Warga menduga adanya praktik tidak transparan dan minimnya partisipasi publik dalam proses tersebut. Aspirasi ini disampaikan warga melalui anggota BPD yang masih menjabat untuk diteruskan kepada Kepala Desa Sukaraya, Selasa (10/02/2026).
Sementara itu, Agus Hamdani warga Sukaraya yang akrab disapa Acho, menyatakan kekhawatirannya bahwa ketidakterbukaan dalam pemilihan panitia dapat memicu ketidakadilan saat penjaringan calon anggota BPD mendatang.
Ia menilai pemilihan tokoh-tokoh yang terlibat tidak sesuai prosedur. Begitu banyak tokoh masyarakat yang justru tidak dilibatkan. Besar harapan kami agar aspirasi ini segera disampaikan BPD kepada Pemdes Sukaraya untuk segera direspons,” kata Acho.
Selain itu, warga bernama Arya menambahkan bahwa komposisi panitia yang terbentuk dianggap tidak mewakili keterwakilan masing-masing dusun.
Ia juga menyoroti adanya indikasi konflik kepentingan karena jajaran inti (Ketua, Sekretaris, Bendahara) panitia diduga diisi oleh aparatur desa, tidak adanya keterwakilan Tokoh.
“Proses pengundangan tokoh-tokoh juga tidak tepat sasaran dan dilakukan secara tidak resmi, hanya melalui pesan WhatsApp, bukan surat undangan formal,” pungkas Arya.
Menanggapi keluhan tersebut, Sekretaris BPD Sukaraya, Jackson H., menegaskan pentingnya transparansi dalam pembentukan panitia. Ia menyatakan pihaknya akan segera menindaklanjuti laporan warga tersebut.

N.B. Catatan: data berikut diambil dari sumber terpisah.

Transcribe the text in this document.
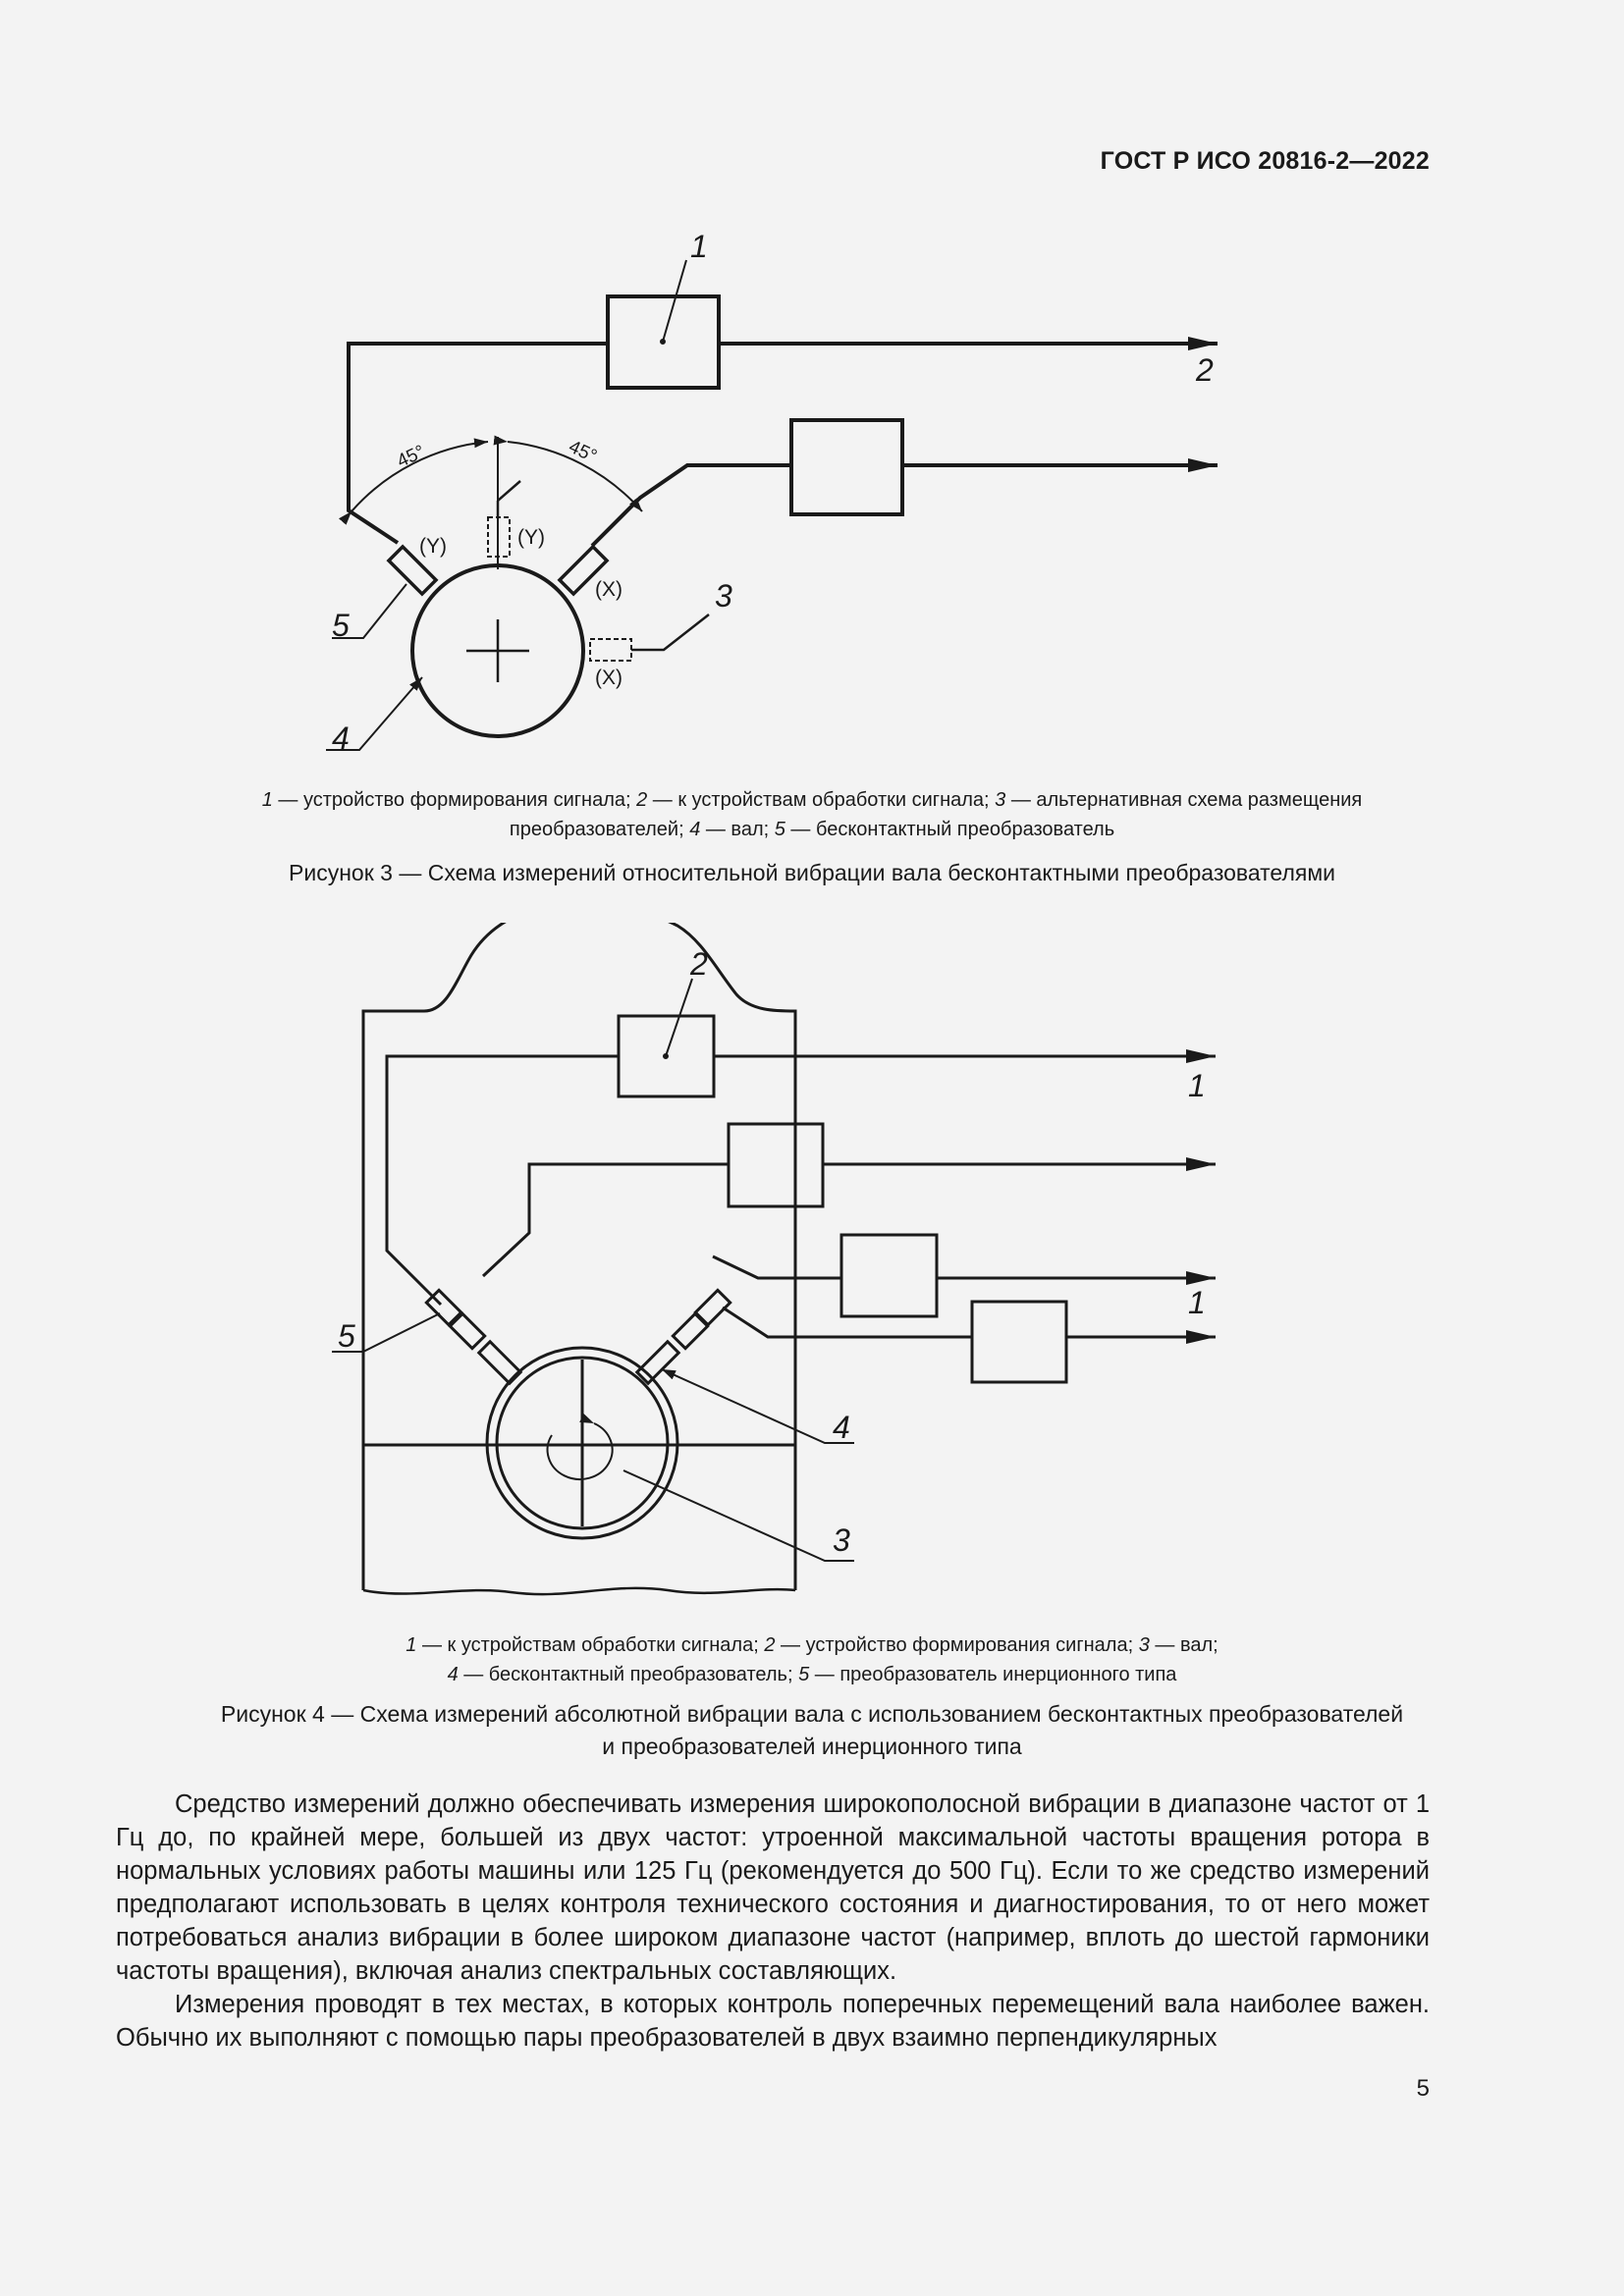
ГОСТ Р ИСО 20816-2—2022
1
2
3
4
5
(Y)	(Y)
(X)
(X)
45°	45°
1 — устройство формирования сигнала; 2 — к устройствам обработки сигнала; 3 — альтернативная схема размещения
преобразователей; 4 — вал; 5 — бесконтактный преобразователь
Рисунок 3 — Схема измерений относительной вибрации вала бесконтактными преобразователями
2
1
1
5
4
3
1 — к устройствам обработки сигнала; 2 — устройство формирования сигнала; 3 — вал;
4 — бесконтактный преобразователь; 5 — преобразователь инерционного типа
Рисунок 4 — Схема измерений абсолютной вибрации вала с использованием бесконтактных преобразователей
и преобразователей инерционного типа

Средство измерений должно обеспечивать измерения широкополосной вибрации в диапазоне частот от 1 Гц до, по крайней мере, большей из двух частот: утроенной максимальной частоты вращения ротора в нормальных условиях работы машины или 125 Гц (рекомендуется до 500 Гц). Если то же средство измерений предполагают использовать в целях контроля технического состояния и диагностирования, то от него может потребоваться анализ вибрации в более широком диапазоне частот (например, вплоть до шестой гармоники частоты вращения), включая анализ спектральных составляющих.

Измерения проводят в тех местах, в которых контроль поперечных перемещений вала наиболее важен. Обычно их выполняют с помощью пары преобразователей в двух взаимно перпендикулярных

5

“Kami menerima dan menampung aspirasi masyarakat sesuai dengan fungsi kami di BPD.
“Kami akan segera berkirim surat kepada Pemdes Sukaraya dan mengkaji temuan warga ini berdasarkan regulasi dan peraturan yang ada,” ujar pria yang akrab disapa Jack tersebut.
Dinamika ini mencerminkan situasi di beberapa desa lain di Kabupaten Bekasi, di mana transparansi menjadi tuntutan utama warga dalam suksesi lembaga desa. Sebagai mitra strategis kepala desa, BPD memiliki peran krusial dalam pengawasan dan penyaluran aspirasi.
Warga berharap Pemdes Sukaraya dapat lebih terbuka mengenai mekanisme seleksi agar anggota BPD terpilih nantinya benar-benar merepresentasikan kepentingan masyarakat luas.(red).